This book defines engagement for the field of language learning and contextualizes it within existing work on the psychology of language learning and teaching. Chapters address broad substantive questions concerned with what engagement is or looks like, and how it can be theorized for the language classroom; methodological questions related to the design, measurement and analysis of engagement in language classrooms and beyond; as well as applied issues examining its antecedents, factors inhibiting and enhancing it, and conditions fostering the re-engagement of language learners who have become disengaged.

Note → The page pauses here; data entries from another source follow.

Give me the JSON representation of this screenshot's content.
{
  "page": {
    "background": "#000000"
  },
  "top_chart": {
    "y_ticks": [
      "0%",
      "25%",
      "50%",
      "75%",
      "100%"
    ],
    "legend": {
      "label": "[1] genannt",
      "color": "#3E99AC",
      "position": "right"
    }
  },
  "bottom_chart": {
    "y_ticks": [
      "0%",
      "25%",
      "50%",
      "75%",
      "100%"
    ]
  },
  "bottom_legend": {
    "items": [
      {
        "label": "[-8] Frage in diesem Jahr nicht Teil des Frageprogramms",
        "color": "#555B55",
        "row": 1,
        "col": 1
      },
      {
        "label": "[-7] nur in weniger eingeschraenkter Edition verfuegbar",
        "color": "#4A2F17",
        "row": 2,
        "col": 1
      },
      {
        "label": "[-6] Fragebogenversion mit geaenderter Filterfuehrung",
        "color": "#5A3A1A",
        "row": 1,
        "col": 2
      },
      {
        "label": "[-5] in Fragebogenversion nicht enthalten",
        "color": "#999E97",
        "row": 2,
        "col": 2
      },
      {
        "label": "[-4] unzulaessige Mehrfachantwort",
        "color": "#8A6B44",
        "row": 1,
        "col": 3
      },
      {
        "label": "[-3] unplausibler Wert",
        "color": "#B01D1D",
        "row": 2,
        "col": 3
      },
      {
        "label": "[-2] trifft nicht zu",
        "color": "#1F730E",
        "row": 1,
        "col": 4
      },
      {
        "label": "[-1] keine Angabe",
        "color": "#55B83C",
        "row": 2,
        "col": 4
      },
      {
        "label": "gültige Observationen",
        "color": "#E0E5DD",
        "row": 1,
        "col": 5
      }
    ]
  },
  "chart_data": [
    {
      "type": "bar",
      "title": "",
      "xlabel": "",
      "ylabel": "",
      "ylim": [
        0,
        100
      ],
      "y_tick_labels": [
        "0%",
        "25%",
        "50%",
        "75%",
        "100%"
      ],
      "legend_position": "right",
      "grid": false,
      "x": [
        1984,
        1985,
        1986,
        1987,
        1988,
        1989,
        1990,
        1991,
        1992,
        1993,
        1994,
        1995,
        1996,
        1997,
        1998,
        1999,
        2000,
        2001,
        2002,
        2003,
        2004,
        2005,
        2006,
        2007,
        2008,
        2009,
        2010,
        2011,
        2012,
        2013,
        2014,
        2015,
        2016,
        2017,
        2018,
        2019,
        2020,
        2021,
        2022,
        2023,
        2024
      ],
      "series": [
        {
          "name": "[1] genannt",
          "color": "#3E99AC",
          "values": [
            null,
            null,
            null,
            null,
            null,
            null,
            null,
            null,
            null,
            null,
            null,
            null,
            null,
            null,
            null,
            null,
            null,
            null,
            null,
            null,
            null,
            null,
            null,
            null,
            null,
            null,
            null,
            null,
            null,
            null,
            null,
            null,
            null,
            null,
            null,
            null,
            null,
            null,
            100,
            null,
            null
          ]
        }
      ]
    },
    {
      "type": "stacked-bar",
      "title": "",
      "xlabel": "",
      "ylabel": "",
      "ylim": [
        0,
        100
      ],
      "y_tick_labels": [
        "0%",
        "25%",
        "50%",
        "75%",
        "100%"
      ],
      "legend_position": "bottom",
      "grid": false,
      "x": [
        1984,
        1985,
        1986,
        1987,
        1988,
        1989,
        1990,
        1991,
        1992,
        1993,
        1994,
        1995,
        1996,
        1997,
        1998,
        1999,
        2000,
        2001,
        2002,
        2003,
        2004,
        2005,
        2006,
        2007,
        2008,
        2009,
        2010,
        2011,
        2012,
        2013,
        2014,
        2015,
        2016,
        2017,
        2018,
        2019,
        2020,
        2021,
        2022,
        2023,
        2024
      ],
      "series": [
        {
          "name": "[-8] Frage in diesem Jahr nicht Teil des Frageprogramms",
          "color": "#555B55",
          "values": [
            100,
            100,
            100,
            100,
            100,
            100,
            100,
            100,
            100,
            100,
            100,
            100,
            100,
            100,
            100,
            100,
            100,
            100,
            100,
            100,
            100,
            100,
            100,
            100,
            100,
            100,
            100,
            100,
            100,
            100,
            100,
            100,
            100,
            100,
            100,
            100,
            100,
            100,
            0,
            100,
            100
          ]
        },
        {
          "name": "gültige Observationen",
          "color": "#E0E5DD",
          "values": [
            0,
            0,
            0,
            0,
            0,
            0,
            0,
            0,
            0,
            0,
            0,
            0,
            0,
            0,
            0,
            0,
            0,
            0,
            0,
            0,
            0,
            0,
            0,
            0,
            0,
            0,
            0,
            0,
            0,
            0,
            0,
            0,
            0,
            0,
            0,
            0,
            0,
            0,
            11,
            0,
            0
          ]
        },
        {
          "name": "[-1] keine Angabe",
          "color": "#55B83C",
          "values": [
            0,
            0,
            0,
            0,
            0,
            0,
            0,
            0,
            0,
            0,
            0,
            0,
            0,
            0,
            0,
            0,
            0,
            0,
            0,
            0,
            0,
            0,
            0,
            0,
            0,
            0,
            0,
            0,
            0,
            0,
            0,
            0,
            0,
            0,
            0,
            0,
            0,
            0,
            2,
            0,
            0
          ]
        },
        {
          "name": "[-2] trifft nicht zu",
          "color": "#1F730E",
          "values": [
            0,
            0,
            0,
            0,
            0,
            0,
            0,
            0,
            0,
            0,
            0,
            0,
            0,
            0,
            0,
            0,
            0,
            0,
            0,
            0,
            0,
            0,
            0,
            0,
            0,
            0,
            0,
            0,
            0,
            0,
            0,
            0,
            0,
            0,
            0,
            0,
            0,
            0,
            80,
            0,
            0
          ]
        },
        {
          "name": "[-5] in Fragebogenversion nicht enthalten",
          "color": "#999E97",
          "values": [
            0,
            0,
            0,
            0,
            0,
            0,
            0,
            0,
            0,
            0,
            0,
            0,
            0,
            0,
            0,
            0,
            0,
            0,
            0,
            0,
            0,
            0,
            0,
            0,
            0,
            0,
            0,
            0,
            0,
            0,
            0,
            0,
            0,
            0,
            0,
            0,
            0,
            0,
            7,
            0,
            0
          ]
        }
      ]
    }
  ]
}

Through a mix of conceptual and empirical chapters, the book explores similarities and differences between motivation and engagement and addresses questions of whether, how and why learners actually do exert effort, allocate attention, participate and become involved in tangible language learning and use. It will serve as an authoritative benchmark for future theoretical and empirical research into engagement within the classroom and beyond, and will be of interest to anyone wishing to understand the unique insights and contributions the topic of engagement can make to language learning and teaching.
Phil Hiver is an Assistant Professor at Florida State University, USA. His research interests include instructed language learning and the role of psycho-social factors in second language teaching and learning.
Dr. Ali H. Al-Hoorie is an assistant professor at the English Language Institute, Education Sector, Royal Commission for Jubail and Yanbu, Saudi Arabia. He completed his PhD degree at the University of Nottingham under the supervision of Professors Zoltán Dörnyei and Norbert Schmitt. He also holds an MA in Social Science Data Analysis from Essex University. His research interests include motivation theory, research methodology, and complexity. His publications have appeared in a number of journals including Language Learning, The Modern Language Journal, Studies in Second Language Acquisition, ELT J, Language Teaching Research, and Learning and Individual Differences. He is also the co-author (with Phil Hiver) of the upcoming book Research Methods for Complexity in Applied Linguistics and a co-editor (with Peter D. MacIntyre) of Contemporary Language Motivation Theory: 60 Years Since Gardner and Lambert (1959).
Sarah Mercer is Professor and Head of the ELT Research and Methodology Department at the University of Graz, Austria. Her research interests lie in all aspects of language learning psychology (teacher and learner perspectives), in particular in self-related constructs, engagement, agency, affect, belief systems and wellbeing.